Particle Acceleration in Cassiopeia A Revealed by Broadband High-Energy Spectrum

TL;DR

This study revisits Cassiopeia A's broadband spectrum, modeling particle acceleration to explain gamma-ray and X-ray emissions, and suggests Cas A-like supernova remnants could be Galactic PeVatrons.

Contribution

It introduces a shell-plus-jet asymmetric model to explain multi-wavelength emissions and constrains proton acceleration and PeV cosmic ray production in Cas A.

Findings

Gamma-ray spectrum explained by proton-proton collisions and inverse Compton scattering.

Synchrotron emission from a jet accounts for hard X-ray emission up to 220 keV.

Protons in the jet could reach energies of 5×10^47 erg, supporting Cas A as a potential PeVatron.

Abstract

Recently, the GeV--sub-PeV spectrum of supernova remnant (SNR) Cassiopeia A (Cas A), one of the youngest and most well-studied SNRs in our Galaxy, has been updated by observations of Fermi-LAT and LHAASO. We revisit Cas A with our previous shell-plus-jet asymmetric model and investigate its particle acceleration ability.

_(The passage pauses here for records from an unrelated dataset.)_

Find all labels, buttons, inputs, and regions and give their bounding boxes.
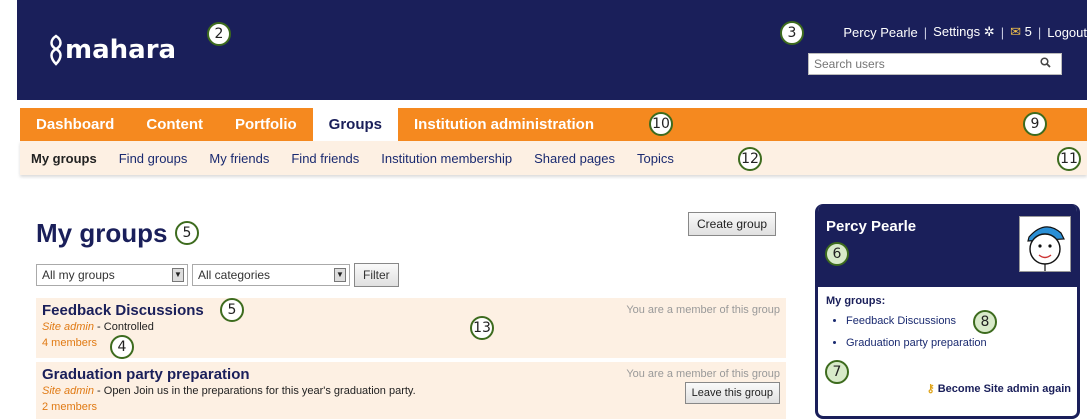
site-header: mahara Percy Pearle | Settings ✲ | ✉ 5 |… [17,0,1087,100]
subnav-institution-membership[interactable]: Institution membership [370,151,523,166]
search-input[interactable] [809,54,1033,74]
category-select[interactable]: All categories ▼ [192,264,350,286]
my-groups-heading: My groups: [826,295,886,307]
sidebar-group-link[interactable]: Feedback Discussions [846,315,1069,327]
search-box [808,53,1062,75]
nav-groups[interactable]: Groups [312,108,399,141]
sidebar-group-list: Feedback Discussions Graduation party pr… [846,315,1069,349]
chevron-down-icon: ▼ [172,268,184,282]
group-type-select[interactable]: All my groups ▼ [36,264,188,286]
subnav-topics[interactable]: Topics [626,151,685,166]
group-meta: Site admin - Controlled [42,321,780,333]
group-description: - Controlled [93,321,154,333]
group-meta: Site admin - Open Join us in the prepara… [42,385,780,397]
group-members-link[interactable]: 4 members [42,337,780,349]
chevron-down-icon: ▼ [334,268,346,282]
callout-badge: 3 [780,21,804,45]
main-nav: Dashboard Content Portfolio Groups Insti… [20,108,1087,141]
nav-dashboard[interactable]: Dashboard [20,108,130,141]
group-members-link[interactable]: 2 members [42,401,780,413]
become-admin-link[interactable]: ⚷ Become Site admin again [927,382,1071,395]
group-item: Feedback Discussions Site admin - Contro… [36,298,786,358]
category-value: All categories [198,268,271,282]
group-type-value: All my groups [42,268,115,282]
separator: | [1000,24,1005,40]
mahara-knot-icon [50,34,62,66]
envelope-icon: ✉ [1010,24,1021,39]
filter-bar: All my groups ▼ All categories ▼ Filter [36,263,399,287]
subnav-my-groups[interactable]: My groups [20,151,108,166]
nav-content[interactable]: Content [130,108,219,141]
avatar-face-icon [1027,226,1065,271]
key-icon: ⚷ [926,383,935,395]
logo-text: mahara [65,35,177,65]
user-bar: Percy Pearle | Settings ✲ | ✉ 5 | Logout [843,24,1087,40]
inbox-link[interactable]: ✉ 5 [1010,24,1032,40]
page-title: My groups [36,218,168,248]
logout-link[interactable]: Logout [1047,25,1087,40]
mahara-logo[interactable]: mahara [47,34,176,66]
callout-badge: 13 [470,316,494,340]
separator: | [923,24,928,40]
callout-badge: 8 [973,310,997,334]
callout-badge: 11 [1057,147,1081,171]
sidebar-header: Percy Pearle [818,204,1077,287]
group-description: - Open Join us in the preparations for t… [93,385,416,397]
callout-badge: 10 [649,112,673,136]
sidebar-user-name[interactable]: Percy Pearle [826,218,916,235]
become-admin-label: Become Site admin again [937,383,1071,395]
avatar[interactable] [1019,216,1071,272]
settings-label: Settings [933,24,981,39]
sidebar-body: My groups: Feedback Discussions Graduati… [818,287,1077,367]
nav-institution-administration[interactable]: Institution administration [398,108,610,141]
callout-badge: 12 [738,147,762,171]
subnav-find-groups[interactable]: Find groups [108,151,199,166]
filter-button[interactable]: Filter [354,263,399,287]
gear-icon: ✲ [983,24,995,39]
callout-badge: 9 [1023,112,1047,136]
subnav-my-friends[interactable]: My friends [198,151,280,166]
user-name-link[interactable]: Percy Pearle [843,25,917,40]
page: mahara Percy Pearle | Settings ✲ | ✉ 5 |… [0,0,1087,419]
settings-link[interactable]: Settings ✲ [933,24,995,40]
nav-portfolio[interactable]: Portfolio [219,108,313,141]
separator: | [1037,24,1042,40]
callout-badge: 4 [110,335,134,359]
callout-badge: 6 [825,242,849,266]
create-group-button[interactable]: Create group [688,212,777,236]
subnav-shared-pages[interactable]: Shared pages [523,151,626,166]
sub-nav: My groups Find groups My friends Find fr… [20,141,1087,175]
membership-status: You are a member of this group [626,368,780,380]
callout-badge: 7 [825,360,849,384]
inbox-count: 5 [1024,24,1032,39]
membership-status: You are a member of this group [626,304,780,316]
group-role[interactable]: Site admin [42,385,94,397]
profile-sidebar: Percy Pearle My groups: Feedback Discuss… [815,204,1080,419]
group-role[interactable]: Site admin [42,321,94,333]
search-icon[interactable] [1033,57,1057,71]
subnav-find-friends[interactable]: Find friends [280,151,370,166]
leave-group-button[interactable]: Leave this group [684,382,780,404]
callout-badge: 2 [207,22,231,46]
callout-badge: 5 [220,298,244,322]
sidebar-group-link[interactable]: Graduation party preparation [846,337,1069,349]
callout-badge: 5 [175,221,199,245]
group-item: Graduation party preparation Site admin … [36,362,786,419]
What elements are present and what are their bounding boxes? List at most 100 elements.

The broadband fitting results suggest that the double-peaked gamma-ray spectrum can be well attributed to proton-proton (PP) collisions and inverse Compton scattering within the SNR shell, while the synchrotron emission from a jet component with velocity of $\sim0.1c$ can account for the hard X-ray emission up to 220 keV. Furthermore, the PP collisions in the jet can produce a sub-PeV emission, but constrained by the LHAASO-KM2A limit to a flux below $\sim 1\times10^{-14}\rm erg/(cm^2s)$ at 100 TeV. The energy of accelerated protons in the jet of Cas A could be up to $5\times10^{47}$ erg, which, assuming that the PeV cosmic ray distribution is clumpy in the Galaxy with the clump size comparable to the thickness of the Galactic plane, derives a proton flux consistent with the observed one at 1 PeV, implying that the Cas A-like SNRs can still be PeVatrons in the Galaxy. It is encouraging for LHAASO and future telescopes to detect or constrain Cas A spectrum above 100-TeV more precisely.